Schüchternheit ist ein unsägliches Wort. Zumindest in Zusammenhang mit Mutismus. Wie ich finde. Ich selbst habe mich noch nie als schüchtern bezeichnet und habe es gehasst, wenn es andere taten. Und ich mag es auch nicht, wenn Mutismus als krankhafte Schüchternheit bezeichnet wird. Das klingt dumm. Mutismus ist so viel mehr als Scheu und Unsicherheit.

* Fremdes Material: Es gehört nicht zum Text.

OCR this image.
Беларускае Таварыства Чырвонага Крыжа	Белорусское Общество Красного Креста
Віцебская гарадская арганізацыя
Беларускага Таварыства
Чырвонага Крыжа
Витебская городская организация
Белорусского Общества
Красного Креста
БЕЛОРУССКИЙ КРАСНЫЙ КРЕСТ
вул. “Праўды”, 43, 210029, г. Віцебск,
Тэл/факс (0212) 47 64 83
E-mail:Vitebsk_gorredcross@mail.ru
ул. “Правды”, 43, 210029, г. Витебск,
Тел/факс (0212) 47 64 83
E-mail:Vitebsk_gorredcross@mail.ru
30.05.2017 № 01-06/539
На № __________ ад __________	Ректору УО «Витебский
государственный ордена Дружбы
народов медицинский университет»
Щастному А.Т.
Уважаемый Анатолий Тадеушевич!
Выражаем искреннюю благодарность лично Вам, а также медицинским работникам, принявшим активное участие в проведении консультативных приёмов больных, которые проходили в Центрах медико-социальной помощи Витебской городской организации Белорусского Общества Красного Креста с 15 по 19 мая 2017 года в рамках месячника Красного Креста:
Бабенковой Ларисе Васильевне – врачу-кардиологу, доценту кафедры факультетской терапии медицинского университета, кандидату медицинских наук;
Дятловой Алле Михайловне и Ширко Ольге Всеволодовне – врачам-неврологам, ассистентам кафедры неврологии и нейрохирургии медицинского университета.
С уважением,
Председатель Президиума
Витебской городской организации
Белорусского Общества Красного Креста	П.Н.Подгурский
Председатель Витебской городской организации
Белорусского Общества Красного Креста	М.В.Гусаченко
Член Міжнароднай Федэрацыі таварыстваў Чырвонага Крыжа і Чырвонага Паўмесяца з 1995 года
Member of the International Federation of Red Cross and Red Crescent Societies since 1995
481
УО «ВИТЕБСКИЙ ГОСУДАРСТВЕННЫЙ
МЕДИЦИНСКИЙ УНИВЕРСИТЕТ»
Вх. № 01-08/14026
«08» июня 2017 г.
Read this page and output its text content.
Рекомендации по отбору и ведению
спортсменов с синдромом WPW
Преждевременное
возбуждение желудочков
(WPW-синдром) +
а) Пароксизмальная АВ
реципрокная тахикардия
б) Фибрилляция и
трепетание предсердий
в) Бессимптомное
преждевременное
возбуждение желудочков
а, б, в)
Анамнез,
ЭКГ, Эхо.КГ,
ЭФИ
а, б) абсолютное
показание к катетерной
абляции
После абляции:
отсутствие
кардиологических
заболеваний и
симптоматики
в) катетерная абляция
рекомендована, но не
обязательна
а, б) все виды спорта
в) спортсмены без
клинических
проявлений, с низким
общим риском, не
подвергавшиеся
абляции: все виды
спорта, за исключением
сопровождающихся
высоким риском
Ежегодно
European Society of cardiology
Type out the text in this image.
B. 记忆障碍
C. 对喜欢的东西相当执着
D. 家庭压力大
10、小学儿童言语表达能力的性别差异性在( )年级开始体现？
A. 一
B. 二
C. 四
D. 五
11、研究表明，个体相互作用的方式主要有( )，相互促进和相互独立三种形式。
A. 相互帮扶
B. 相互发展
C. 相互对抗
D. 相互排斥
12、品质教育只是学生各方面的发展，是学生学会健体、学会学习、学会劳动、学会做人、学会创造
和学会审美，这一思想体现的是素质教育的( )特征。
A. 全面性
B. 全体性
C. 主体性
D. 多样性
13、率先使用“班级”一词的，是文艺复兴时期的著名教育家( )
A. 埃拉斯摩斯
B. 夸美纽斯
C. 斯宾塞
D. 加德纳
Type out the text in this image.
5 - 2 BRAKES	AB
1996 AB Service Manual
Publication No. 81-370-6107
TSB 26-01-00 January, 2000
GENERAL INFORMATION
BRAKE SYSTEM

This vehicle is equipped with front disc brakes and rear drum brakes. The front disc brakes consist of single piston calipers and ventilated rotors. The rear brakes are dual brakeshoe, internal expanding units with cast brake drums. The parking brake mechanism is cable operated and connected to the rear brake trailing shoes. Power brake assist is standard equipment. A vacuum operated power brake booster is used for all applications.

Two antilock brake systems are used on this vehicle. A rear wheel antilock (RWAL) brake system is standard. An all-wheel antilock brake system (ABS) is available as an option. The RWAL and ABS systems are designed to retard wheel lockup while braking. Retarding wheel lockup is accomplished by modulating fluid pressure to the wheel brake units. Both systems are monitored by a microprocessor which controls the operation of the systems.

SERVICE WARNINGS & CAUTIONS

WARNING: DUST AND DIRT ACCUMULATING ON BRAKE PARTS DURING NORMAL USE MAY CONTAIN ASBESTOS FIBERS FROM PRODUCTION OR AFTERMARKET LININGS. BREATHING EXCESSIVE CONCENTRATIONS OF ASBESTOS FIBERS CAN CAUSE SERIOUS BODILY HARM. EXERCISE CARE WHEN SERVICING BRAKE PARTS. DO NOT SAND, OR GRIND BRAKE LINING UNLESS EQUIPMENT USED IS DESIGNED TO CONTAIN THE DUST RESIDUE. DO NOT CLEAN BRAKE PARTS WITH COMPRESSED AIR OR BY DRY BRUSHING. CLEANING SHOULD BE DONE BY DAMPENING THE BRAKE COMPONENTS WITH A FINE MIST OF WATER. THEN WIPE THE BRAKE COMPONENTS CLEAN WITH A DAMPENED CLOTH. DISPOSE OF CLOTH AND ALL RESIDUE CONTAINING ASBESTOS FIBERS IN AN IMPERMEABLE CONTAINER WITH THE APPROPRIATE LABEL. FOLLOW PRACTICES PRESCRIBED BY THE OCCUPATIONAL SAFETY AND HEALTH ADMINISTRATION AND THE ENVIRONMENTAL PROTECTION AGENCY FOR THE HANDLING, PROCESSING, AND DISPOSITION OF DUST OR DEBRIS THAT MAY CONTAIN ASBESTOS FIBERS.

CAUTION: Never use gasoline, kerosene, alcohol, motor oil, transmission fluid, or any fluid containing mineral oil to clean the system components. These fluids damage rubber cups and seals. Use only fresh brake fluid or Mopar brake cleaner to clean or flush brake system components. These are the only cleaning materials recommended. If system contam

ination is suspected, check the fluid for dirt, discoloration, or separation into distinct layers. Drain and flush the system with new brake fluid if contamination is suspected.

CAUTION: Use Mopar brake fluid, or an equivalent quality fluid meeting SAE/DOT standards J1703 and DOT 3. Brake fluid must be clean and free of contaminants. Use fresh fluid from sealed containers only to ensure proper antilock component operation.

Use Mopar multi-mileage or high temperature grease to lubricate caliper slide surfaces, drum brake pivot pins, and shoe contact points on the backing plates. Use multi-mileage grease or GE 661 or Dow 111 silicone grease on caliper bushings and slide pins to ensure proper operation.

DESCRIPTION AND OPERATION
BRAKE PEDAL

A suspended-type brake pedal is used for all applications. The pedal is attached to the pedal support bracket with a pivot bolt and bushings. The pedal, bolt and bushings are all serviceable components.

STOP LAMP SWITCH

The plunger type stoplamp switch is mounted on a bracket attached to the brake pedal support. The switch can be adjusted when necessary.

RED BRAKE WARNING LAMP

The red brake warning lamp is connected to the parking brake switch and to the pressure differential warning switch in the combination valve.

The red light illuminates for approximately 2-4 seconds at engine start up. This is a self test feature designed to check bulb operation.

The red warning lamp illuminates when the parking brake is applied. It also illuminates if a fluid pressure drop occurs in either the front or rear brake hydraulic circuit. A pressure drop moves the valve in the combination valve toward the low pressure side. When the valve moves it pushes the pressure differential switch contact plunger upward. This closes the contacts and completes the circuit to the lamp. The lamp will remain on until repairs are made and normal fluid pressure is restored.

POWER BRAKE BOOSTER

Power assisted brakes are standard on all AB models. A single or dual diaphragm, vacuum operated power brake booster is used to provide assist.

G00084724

Introvertiert, ja. Zumindest bei mir. Weil ich beobachte, in mir lebe und zum Erholen mit mir sein muss. Schüchtern, nein. Ich bin kein scheues Reh, das davon rennt.

Ich bin nicht ängstlich, weil Menschen da sind oder ich mit ihnen reden muss. Ich bin blockiert. Ich bin eingefroren, unbeweglich und stumm. Ausgeschaltet. Gelähmt. Die Muskeln funktionieren nicht. Was andere über mich denken, ist mir meist gleichgültig. Wie soll das auch anders funktionieren, wenn man minutenlang eingefroren dasitzt und alle darauf warten, dass man endlich mal etwas sagt? Oder sich bewegt. Und wenn sie noch Stunden warten würden, der Mutist sagt nichts. Weil er unbeweglich ist und innerlich wahrscheinlich schon lange nicht mehr da. Der Schüchterne wäre eingeknickt, um sich aus der Situation zu manövrieren. Oder er hätte es erst gar nicht soweit kommen lassen. Mit hochrotem Kopf hätte er vielleicht eine Antwort gestammelt, damit danach Ruhe ist. Beim Mutisten ist die ganze Zeit Ruhe. Von Anfang bis Ende.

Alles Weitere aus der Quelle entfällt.